Chinese President Xi Jinping on Monday pledged an additional 1 billion doses of COVID-19 vaccines to African countries as well as an investment of at least $10 billion into the continent over the next three years.
Xi made the pledges while speaking at the Eighth Ministerial Conference of the Forum on China-Africa Cooperation (FOCAC). In his keynote address, Xi commemorated the decades-long diplomatic relationship China has shared with countries on the African continent.
"Here, let me express sincere appreciation to the many African friends who supported China back then. Let me also make it solemnly clear that China will never forget the profound friendship of African countries and will remain guided by the principle of sincerity, real results, amity and good faith and the principle of pursuing the greater good and shared interests," he said.
In his address, Xi presented four proposals aimed at expanding Chinese-African relations: fighting the COVID-19 pandemic with "solidarity," expanding trade and investment, coming together to promote green development and committing to upholding "equity and justice."
"To help the [African Union] achieve its goal of vaccinating 60 percent of the African population by 2022, I announce that China will provide another one billion doses of vaccines to Africa," Xi said. "In addition, China will undertake 10 medical and health projects for African countries, and send 1,500 medical personnel and public health experts to Africa."
Xi further announced the undertaking of 10 "poverty reduction and agricultural projects for Africa," which will involve China sending 500 agricultural experts to the continent.

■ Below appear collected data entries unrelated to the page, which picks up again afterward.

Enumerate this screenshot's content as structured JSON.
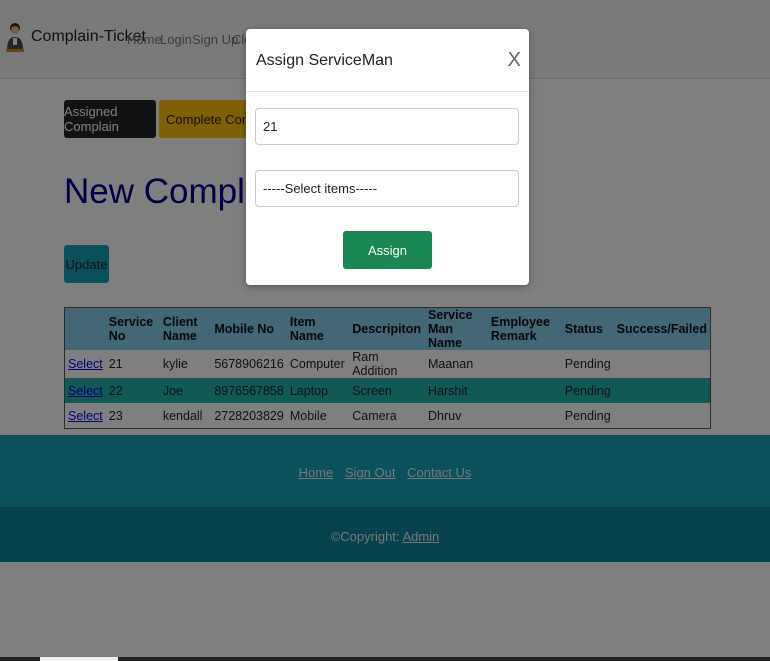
{
  "navbar": {
    "brand": "Complain-Ticket",
    "links": [
      "Home",
      "Login",
      "Sign Up",
      "Cle"
    ]
  },
  "actions": {
    "assigned_label": "Assigned Complain",
    "complete_label": "Complete Complain"
  },
  "page": {
    "title": "New Complain",
    "update_label": "Update"
  },
  "table": {
    "headers": [
      "",
      "Service No",
      "Client Name",
      "Mobile No",
      "Item Name",
      "Descripiton",
      "Service Man Name",
      "Employee Remark",
      "Status",
      "Success/Failed"
    ],
    "rows": [
      {
        "select": "Select",
        "service_no": "21",
        "client": "kylie",
        "mobile": "5678906216",
        "item": "Computer",
        "description": "Ram Addition",
        "serviceman": "Maanan",
        "remark": "",
        "status": "Pending",
        "result": ""
      },
      {
        "select": "Select",
        "service_no": "22",
        "client": "Joe",
        "mobile": "8976567858",
        "item": "Laptop",
        "description": "Screen",
        "serviceman": "Harshit",
        "remark": "",
        "status": "Pending",
        "result": ""
      },
      {
        "select": "Select",
        "service_no": "23",
        "client": "kendall",
        "mobile": "2728203829",
        "item": "Mobile",
        "description": "Camera",
        "serviceman": "Dhruv",
        "remark": "",
        "status": "Pending",
        "result": ""
      }
    ],
    "selected_row_index": 1
  },
  "footer": {
    "links": [
      "Home",
      "Sign Out",
      "Contact Us"
    ],
    "copyright_prefix": "©Copyright: ",
    "copyright_link": "Admin"
  },
  "modal": {
    "title": "Assign ServiceMan",
    "close_glyph": "X",
    "service_no_value": "21",
    "select_value": "-----Select items-----",
    "assign_label": "Assign"
  },
  "colors": {
    "title_blue": "#00008b",
    "header_bg": "#87ceeb",
    "selected_row": "#20b2aa",
    "footer_top": "#17a2b8",
    "footer_bottom": "#0c8597",
    "assign_green": "#198754",
    "warning_yellow": "#ffc107"
  }
}
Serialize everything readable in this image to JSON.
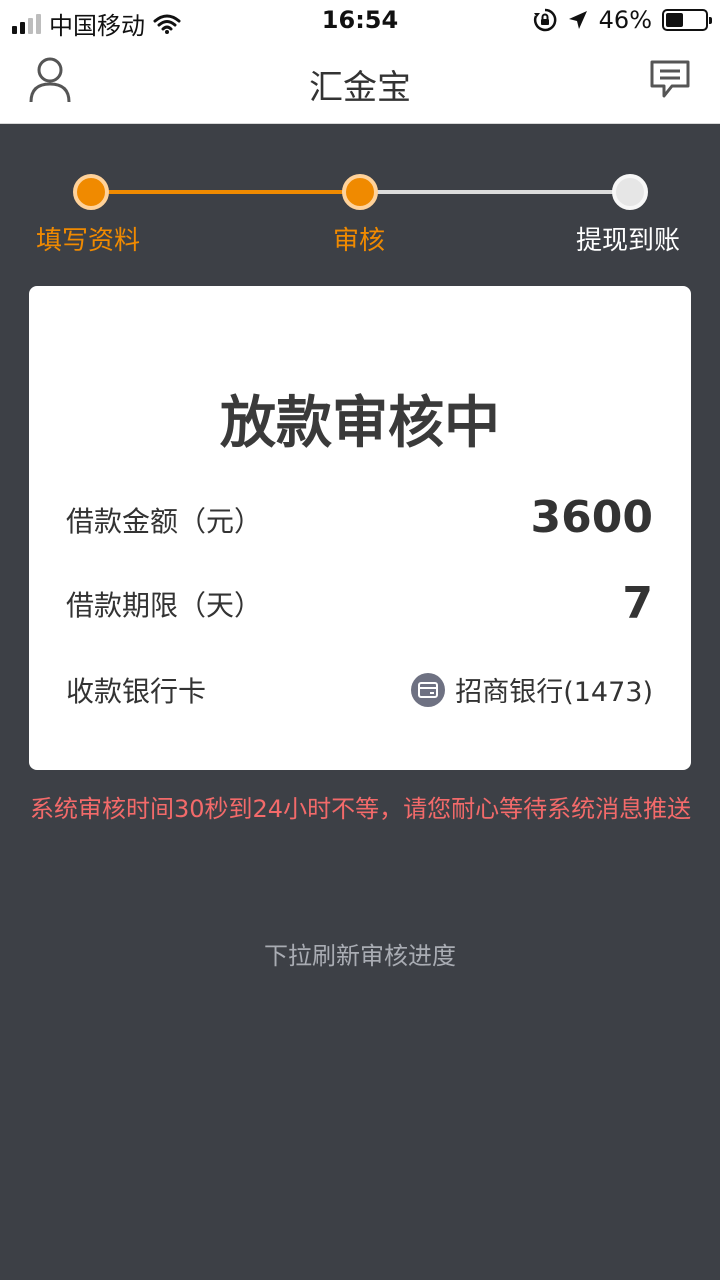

"China will encourage its businesses to invest no less than 10 billion US dollars in Africa in the next three years, and will establish a platform for China-Africa private investment promotion," said Xi.
China has been accused of creating debt traps through bilateral lending to African countries, some of which have struggled to repay loans linked to Beijing's ambitious Belt & Road Initiative.
However, Chinese officials have rejected those accusations.
"Facts and data fully show that this accusation is purely politically driven," Zhou Liujun, vice chairman of China International Development Cooperation Agency, told reporters last month, according to Bloomberg. "Its real intention is to drive a wedge between China and Africa's friendly and cooperative relations."